No dia 11 de novembro de 1918, o armistício foi assinado. A guerra havia acabado, mas o mundo que existia antes dela também. Mais de 16 milhões de mortos, dezenas de milhões de feridos e um continente inteiro traumatizado.
Conclusão
A Primeira Guerra Mundial não foi um evento uniforme. Cada fase expôs uma faceta diferente do colapso de um sistema que acreditava no progresso, na razão e na ordem. No fim, a guerra não apenas destruiu cidades e nações, mas também esperanças e certezas.
Para Stéphane Audoin-Rouzeau, “a guerra não terminou em 1918: ela continuou em cada viúva, em cada órfão, em cada ruína, em cada silêncio” (AUDOIN-ROUZEAU, 2008, p. 287).
E como conclui Martin Gilbert, “o legado da Primeira Guerra foi uma herança de amargura, nacionalismo ferido e sede de revanche que preparou o terreno para uma nova tragédia global” (GILBERT, 2004, p. 512).
Referências
CLARK, Christopher. Os Sonâmbulos: como a Europa foi à guerra em 1914. São Paulo: Companhia das Letras, 2013.
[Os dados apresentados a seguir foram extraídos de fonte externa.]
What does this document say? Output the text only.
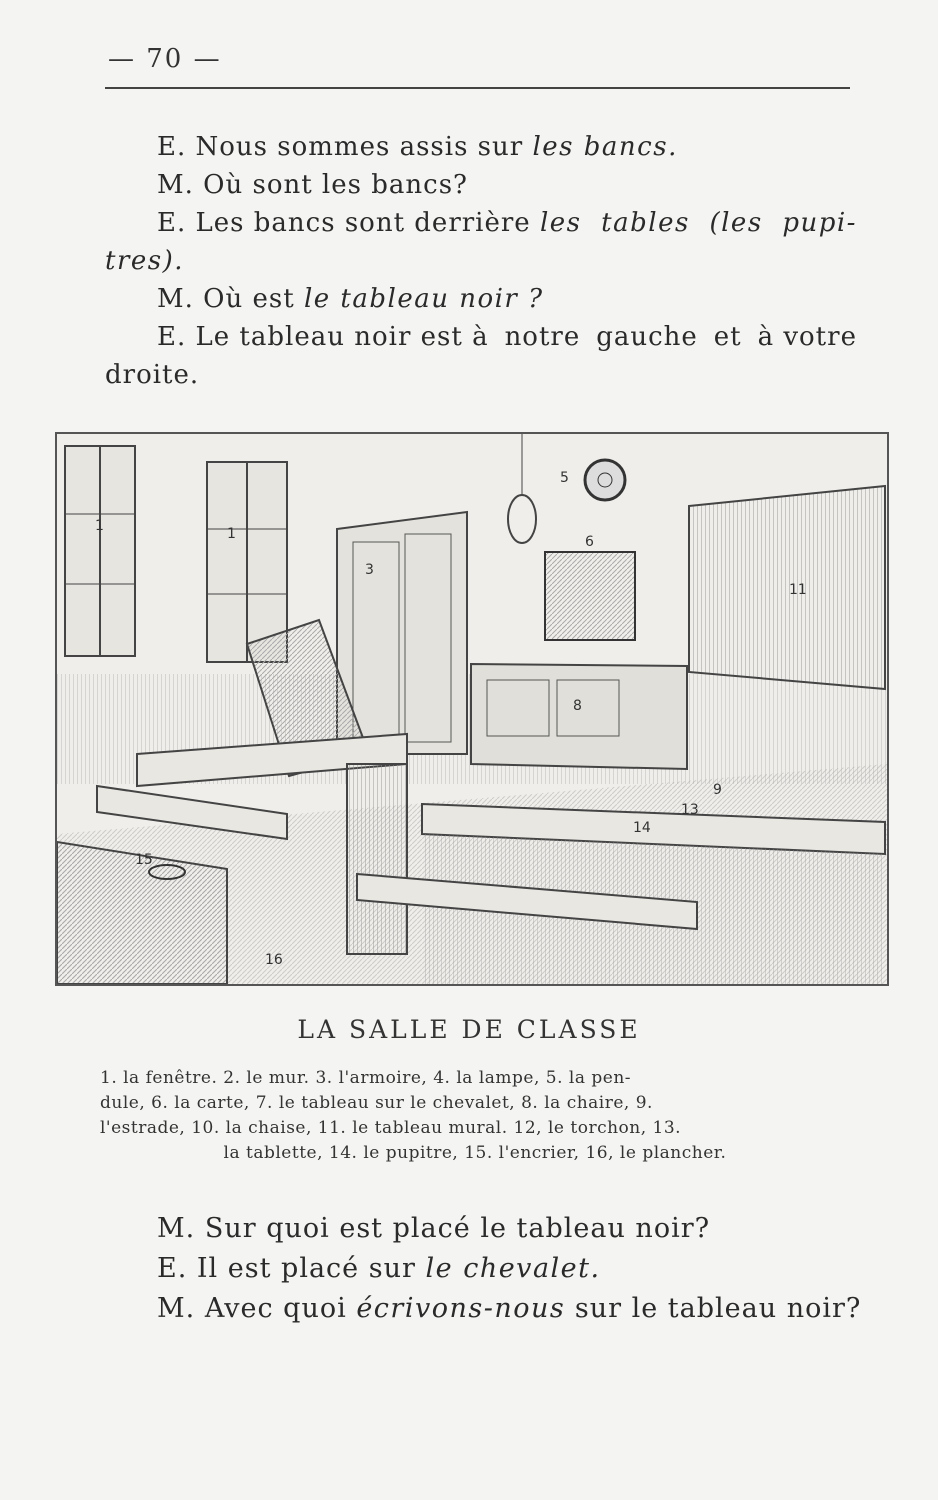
— 70 —
E. Nous sommes assis sur les bancs.
M. Où sont les bancs?
E. Les bancs sont derrière les tables (les pupi-
tres).
M. Où est le tableau noir ?
E. Le tableau noir est à notre gauche et à votre
droite.
1	1
3
5
6
11
8
9
13
14
15
16
LA SALLE DE CLASSE
1. la fenêtre. 2. le mur. 3. l'armoire, 4. la lampe, 5. la pen-
dule, 6. la carte, 7. le tableau sur le chevalet, 8. la chaire, 9.
l'estrade, 10. la chaise, 11. le tableau mural. 12, le torchon, 13.
la tablette, 14. le pupitre, 15. l'encrier, 16, le plancher.
M. Sur quoi est placé le tableau noir?
E. Il est placé sur le chevalet.
M. Avec quoi écrivons-nous sur le tableau noir?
EVANS, Richard J. A busca pela vingança: A Europa na era das guerras, 1815–1914. São Paulo: Planeta, 2009.
GILBERT, Martin. A Primeira Guerra Mundial: Uma história completa. São Paulo: Planeta, 2004.
HOBSBAWM, Eric J. A Era dos Extremos: O breve século XX (1914-1991). São Paulo: Companhia das Letras, 1995.
MACMILLAN, Margaret. A Guerra que acabou com a paz: O caminho para 1914. Rio de Janeiro: Zahar, 2014.
AUDOIN-ROUZEAU, Stéphane. 14-18: Entender a Grande Guerra. São Paulo: Contexto, 2008.